Colin Gayles (left), associate professor and dean, Faculty of Science and Sport, gives a listening ear to Assistant Commissioner of Police Devon Watkis during the launch of the Forensic Chemistry Work-Study Summer Programme 2013 at the University of Technology, St Andrew, yesterday. - Rudolph Brown/Photographer
Daviot Kelly, Staff ReporterApproximately 30 forensic chemistry students from the University of Technology (UTech) will get real-time work experience with the Jamaica Constabulary Force (JCF).
For six weeks, the students will work with Scene of Crime units across . The work-study programme was launched yesterday at the university's Papine campus. Dr Kenesha Wilson, cooperative education coordinator for the School of Natural and Applied Sciences, explained that the work experience is compulsory once the students sign up for the specialisation area.
"Once they are not on academic probation and completed all their previous courses, they automatically do the externship programme," she said.

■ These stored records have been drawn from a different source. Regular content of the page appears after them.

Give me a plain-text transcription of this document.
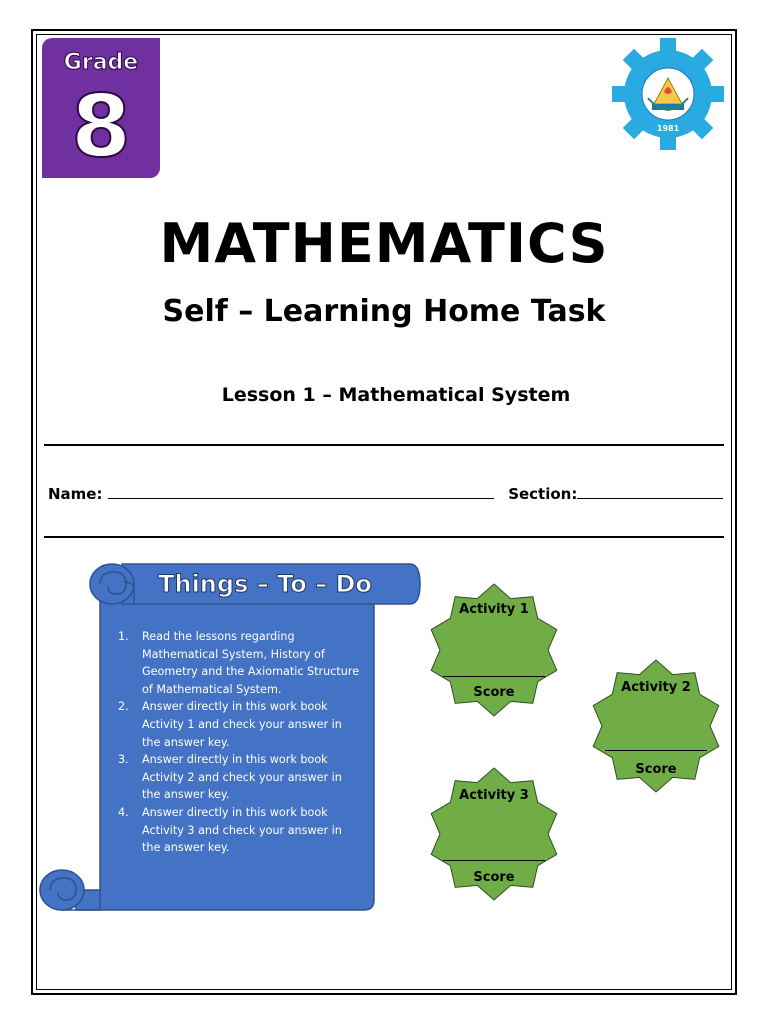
Grade
8	1981
MATHEMATICS
Self – Learning Home Task
Lesson 1 – Mathematical System
Name:	Section:
Things – To – Do
1. Read the lessons regarding Mathematical System, History of Geometry and the Axiomatic Structure of Mathematical System.
2. Answer directly in this work book Activity 1 and check your answer in the answer key.
3. Answer directly in this work book Activity 2 and check your answer in the answer key.
4. Answer directly in this work book Activity 3 and check your answer in the answer key.
Activity 1
Score	Activity 2
Score
Activity 3
Score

Wilson explained that the students were between year three and four of their studies, as some third-year students deferred placement for this year. Because the programme is islandwide, Wilson said the JCF is accommodating the students as much as possible.
"Due to the financial constraints students face, they are placing them closest to where they live," she said. Assistant Commissioner of Police Devon Watkis, who heads the Criminal Investigation Branch, said he considered the Faculty of Science and Sport (under which the applied sciences fall) a major partner of the JCF looking forward. He encouraged the students to consider joining the force after study.
Dean of the Faculty of Science and Sport, Dr Colin Gyles, said the discussions to create such an interaction had taken place up to five years ago. While thanking the JCF for providing the opportunity for the practical training, he warned the students that crime-scene investigations may have a certain mystique, but the reality can be different.
"This is serious business about solving problems," he said. "And, therefore, your experience in this cooperative education aspect of your training, I'm sure will not give you a shock."
He said he hoped the country would note the university's efforts to find solutions.
"The problem-solving aspects that involve hard sciences, that involve investigation, forensics, the analysis of facts, are very important and we want to say that is the way to solve our (crime) problems."